On the prospect of further QE, he suggested Tokyo had become scared about a slowdown in the economic growth of China and East Asia more broadly, pointing out 50% of Japanese exports went to Asia. “The trigger for more QE will be external deterioration and a stock market downturn,” said Wood.
“But just like elsewhere, you see in Japan that asset prices have gone up and capital values of real estate have gone up a lot, but rents have barely gone up at all, which highlights the fact QE boosts asset prices, while the domestic economy that reflects rents has not seen the same pickup.”
He added that policymakers in Tokyo were also nervous about buying more Japanese government bonds (JGBs) since they were buying so many already.
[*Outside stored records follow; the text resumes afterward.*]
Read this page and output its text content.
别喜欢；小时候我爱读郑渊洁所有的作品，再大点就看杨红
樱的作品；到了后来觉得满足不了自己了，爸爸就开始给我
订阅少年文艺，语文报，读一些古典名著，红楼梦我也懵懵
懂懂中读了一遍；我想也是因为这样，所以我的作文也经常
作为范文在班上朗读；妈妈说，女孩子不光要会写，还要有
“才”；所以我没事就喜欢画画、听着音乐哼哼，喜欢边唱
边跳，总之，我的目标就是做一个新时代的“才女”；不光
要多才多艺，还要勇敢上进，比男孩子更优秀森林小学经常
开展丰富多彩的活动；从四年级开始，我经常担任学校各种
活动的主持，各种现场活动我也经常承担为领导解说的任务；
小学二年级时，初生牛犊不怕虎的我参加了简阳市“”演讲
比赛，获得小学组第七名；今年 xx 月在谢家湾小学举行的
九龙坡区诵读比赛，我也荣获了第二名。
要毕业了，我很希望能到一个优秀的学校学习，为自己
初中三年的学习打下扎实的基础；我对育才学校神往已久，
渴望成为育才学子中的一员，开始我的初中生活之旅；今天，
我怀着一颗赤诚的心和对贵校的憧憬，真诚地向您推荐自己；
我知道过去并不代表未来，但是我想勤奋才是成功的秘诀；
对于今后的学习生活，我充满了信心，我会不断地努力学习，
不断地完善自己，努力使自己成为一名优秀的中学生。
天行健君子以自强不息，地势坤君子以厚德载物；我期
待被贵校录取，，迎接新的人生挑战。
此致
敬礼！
“They do not admit to worrying about it formally, but it is quite obvious they are because liquidity has collapsed in the JGB market,” Wood said.
He highlighted three things policymakers might look to implement: expanding ETF purchases; and following in the footsteps of European Central Bank president Mario Draghi by stopping paying interest on bank balances with the BOJ and cutting the deposit rate below zero, discouraging banks from parking money for safekeeping.